The opinion notes that judges are allowed, and sometimes even encouraged, to comment on attorney performance. They give the example of providing letters of recommendation or references in connection with a judicial or other type of application. (Canon 2B(2)(d) and (e).) The opinion also notes that judges may offer attorney feedback in educational settings, including bar association events, Inns of Court meetings, or moot court programs. (Canon 4B.)
The opinion also notes, however, that commenting on an attorney’s courtroom performance in a case before the judges creates the danger of discussing the merits, facts, or status of a particular case. It notes that “[e]ven a seemingly innocuous comment may interfere, intentionally or unintentionally, with one party’s decision-making process or strategy on appeal.” Consequently, the opinion advises judges to “exercise extreme caution” when asked for feedback after a trial or hearing and states that a judge may not comment on attorney performance before final resolution of all possible appeals. (Canon 3B(7).)
A Judge Is Not a Coach
The opinion also addresses coaching from the bench. It notes that the judicial code does not define what constitutes “coaching” but notes that in a previous opinion, the committee advised that judges were permitted to discuss topics such as black letter law, procedures, trial techniques, best practices, and courtroom protocol. (CJEO Formal Opinion 2018-012, supra, at pp. 8–9.) But the committee recognized that it would be impermissible for a judge to offer advice on strategies or topics that benefit a particular side in litigation. (CJEO Formal Opinion 2018-012, supra, at p. 9; Rothman, supra, § 10:16, p. 685.) The opinion also reminds judges that coaching might resemble legal advice in violation of canon 4G, which prohibits judges from practicing law.

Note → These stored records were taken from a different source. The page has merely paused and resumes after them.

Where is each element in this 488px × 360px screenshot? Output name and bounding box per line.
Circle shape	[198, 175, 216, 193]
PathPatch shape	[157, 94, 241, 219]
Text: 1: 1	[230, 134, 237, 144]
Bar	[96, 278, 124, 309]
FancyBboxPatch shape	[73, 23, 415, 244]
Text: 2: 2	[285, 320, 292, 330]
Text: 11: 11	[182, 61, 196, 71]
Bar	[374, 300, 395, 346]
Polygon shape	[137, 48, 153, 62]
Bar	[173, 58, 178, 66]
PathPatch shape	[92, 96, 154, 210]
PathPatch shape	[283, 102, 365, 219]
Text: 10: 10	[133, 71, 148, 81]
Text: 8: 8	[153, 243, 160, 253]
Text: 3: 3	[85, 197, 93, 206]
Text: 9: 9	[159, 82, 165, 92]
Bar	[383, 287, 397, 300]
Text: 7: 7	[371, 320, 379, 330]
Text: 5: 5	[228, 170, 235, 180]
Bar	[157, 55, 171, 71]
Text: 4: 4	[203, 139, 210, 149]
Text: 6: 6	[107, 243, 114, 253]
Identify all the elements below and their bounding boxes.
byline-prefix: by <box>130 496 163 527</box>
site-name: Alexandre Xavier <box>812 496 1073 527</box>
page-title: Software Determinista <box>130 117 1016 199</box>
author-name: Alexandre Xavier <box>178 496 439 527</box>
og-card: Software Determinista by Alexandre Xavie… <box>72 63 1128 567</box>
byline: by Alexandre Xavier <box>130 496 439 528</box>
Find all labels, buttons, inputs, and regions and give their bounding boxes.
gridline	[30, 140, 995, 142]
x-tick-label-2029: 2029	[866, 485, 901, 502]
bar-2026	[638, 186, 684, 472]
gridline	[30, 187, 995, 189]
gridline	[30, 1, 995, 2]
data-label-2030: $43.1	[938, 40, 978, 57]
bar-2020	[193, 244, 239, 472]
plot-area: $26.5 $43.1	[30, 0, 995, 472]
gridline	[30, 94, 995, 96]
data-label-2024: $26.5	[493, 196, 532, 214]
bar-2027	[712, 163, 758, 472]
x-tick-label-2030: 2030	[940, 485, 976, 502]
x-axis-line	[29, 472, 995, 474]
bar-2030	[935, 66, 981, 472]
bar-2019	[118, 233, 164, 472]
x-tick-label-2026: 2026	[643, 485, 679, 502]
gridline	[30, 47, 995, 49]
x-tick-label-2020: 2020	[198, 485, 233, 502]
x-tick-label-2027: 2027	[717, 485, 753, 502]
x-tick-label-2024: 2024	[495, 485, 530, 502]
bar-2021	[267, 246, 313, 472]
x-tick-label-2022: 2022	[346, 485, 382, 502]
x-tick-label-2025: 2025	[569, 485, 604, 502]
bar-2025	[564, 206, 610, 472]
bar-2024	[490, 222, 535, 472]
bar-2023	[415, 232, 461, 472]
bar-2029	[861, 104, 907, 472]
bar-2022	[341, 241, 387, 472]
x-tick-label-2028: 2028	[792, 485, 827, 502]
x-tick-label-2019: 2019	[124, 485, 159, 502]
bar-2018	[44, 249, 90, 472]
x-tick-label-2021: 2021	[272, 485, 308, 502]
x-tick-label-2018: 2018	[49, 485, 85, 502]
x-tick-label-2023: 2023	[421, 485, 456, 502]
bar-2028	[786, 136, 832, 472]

The bottom line is that we live in a day and age in which appearances might influence the perception of reality, especially at a time when courts are tasked with deciding a host of divisive issues, including those that are relevant legally, socially, and politically. Both judges and the lawyers who practice before them should strive to preserve both the integrity and optics of our justice system to promote the perception of competence, as well as public confidence.
Wendy L. Patrick, Esquire, PhD, is a San Diego based career trial attorney, behavioral expert, and jury consultant. She is a member of the Louis M. Welsh American Inn of Court. The views and information in this article are written in her personal capacity and do not reflect the views of her employer.